En su parte de competitividad, el plan Bayrou aborda la energía. Cita el sector nuclear abundantemente destacando los avances en términos de contratos de venta de electricidad nuclear a largo plazo a los industriales. Recuerda el programa de inversión ya participado para alargar la vida útil de las centrales eléctricas existentes. Curiosa forma de preparar el futuro al enfocarse en las inversiones realizadas hace varias décadas.
¿Nada sobre las energías renovables? El lector atento ciertamente encontrará mención de un proyecto hipotético para revivir la energía hidráulica. Inversiones potencialmente útiles, pero que solo pueden desempeñar un papel adicional en el suministro de la energía verde que necesitaremos para reducir nuestro consumo de energía fósil.

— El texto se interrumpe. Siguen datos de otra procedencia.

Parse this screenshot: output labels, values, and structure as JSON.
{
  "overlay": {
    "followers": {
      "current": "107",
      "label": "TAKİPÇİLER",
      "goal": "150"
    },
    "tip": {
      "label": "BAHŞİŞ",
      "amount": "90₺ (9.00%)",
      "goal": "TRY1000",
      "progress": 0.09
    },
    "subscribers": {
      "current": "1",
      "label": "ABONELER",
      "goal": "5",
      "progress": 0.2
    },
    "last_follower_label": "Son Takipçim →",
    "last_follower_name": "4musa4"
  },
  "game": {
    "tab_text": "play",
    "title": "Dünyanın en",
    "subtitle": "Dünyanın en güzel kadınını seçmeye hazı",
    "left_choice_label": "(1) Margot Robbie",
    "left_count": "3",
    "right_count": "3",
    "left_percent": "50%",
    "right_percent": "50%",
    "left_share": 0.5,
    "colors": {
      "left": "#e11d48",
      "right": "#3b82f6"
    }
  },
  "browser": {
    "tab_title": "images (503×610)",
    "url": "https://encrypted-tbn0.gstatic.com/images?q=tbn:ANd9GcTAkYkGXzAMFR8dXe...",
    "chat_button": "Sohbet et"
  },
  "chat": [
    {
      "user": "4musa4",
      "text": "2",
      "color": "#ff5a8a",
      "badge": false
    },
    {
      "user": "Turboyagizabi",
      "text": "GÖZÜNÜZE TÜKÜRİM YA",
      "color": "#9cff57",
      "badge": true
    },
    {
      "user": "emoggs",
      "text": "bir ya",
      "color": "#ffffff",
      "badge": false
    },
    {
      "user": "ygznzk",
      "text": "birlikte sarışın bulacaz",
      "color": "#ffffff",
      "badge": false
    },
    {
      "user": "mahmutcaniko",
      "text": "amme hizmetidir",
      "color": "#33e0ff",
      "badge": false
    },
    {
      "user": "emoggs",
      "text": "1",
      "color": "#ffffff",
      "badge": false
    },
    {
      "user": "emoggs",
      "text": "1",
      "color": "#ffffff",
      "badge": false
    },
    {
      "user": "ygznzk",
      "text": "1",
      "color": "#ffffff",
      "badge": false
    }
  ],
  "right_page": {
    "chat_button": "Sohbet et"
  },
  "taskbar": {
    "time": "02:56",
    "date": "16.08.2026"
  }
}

En cuanto a los otros componentes de la transición ecológica, como preservar la biodiversidad o la adaptación al cambio climático, han desaparecido por completo de los radares del gobierno. A corto plazo, estos son, por supuesto, unos pocos mil millones de euros salvados. Pero eso hará mucho más dinero para pagar mañana para hacer frente al daño climático y los causados por la erosión de la biodiversidad.
Para que el proyecto de recuperación de presupuesto resulte en una nueva disminución en términos de ambición climática, debe corregirse profundamente. La mejor manera de hacerlo, sin duda, sería santuarizar, como para el gasto militar, el gasto de inversión esencial para la transición ecológica. Todos los euros de esta transición hoy ahorrados para reducir la velocidad del gasto público darán como resultado un costo mucho más alto para la responsabilidad de la comunidad.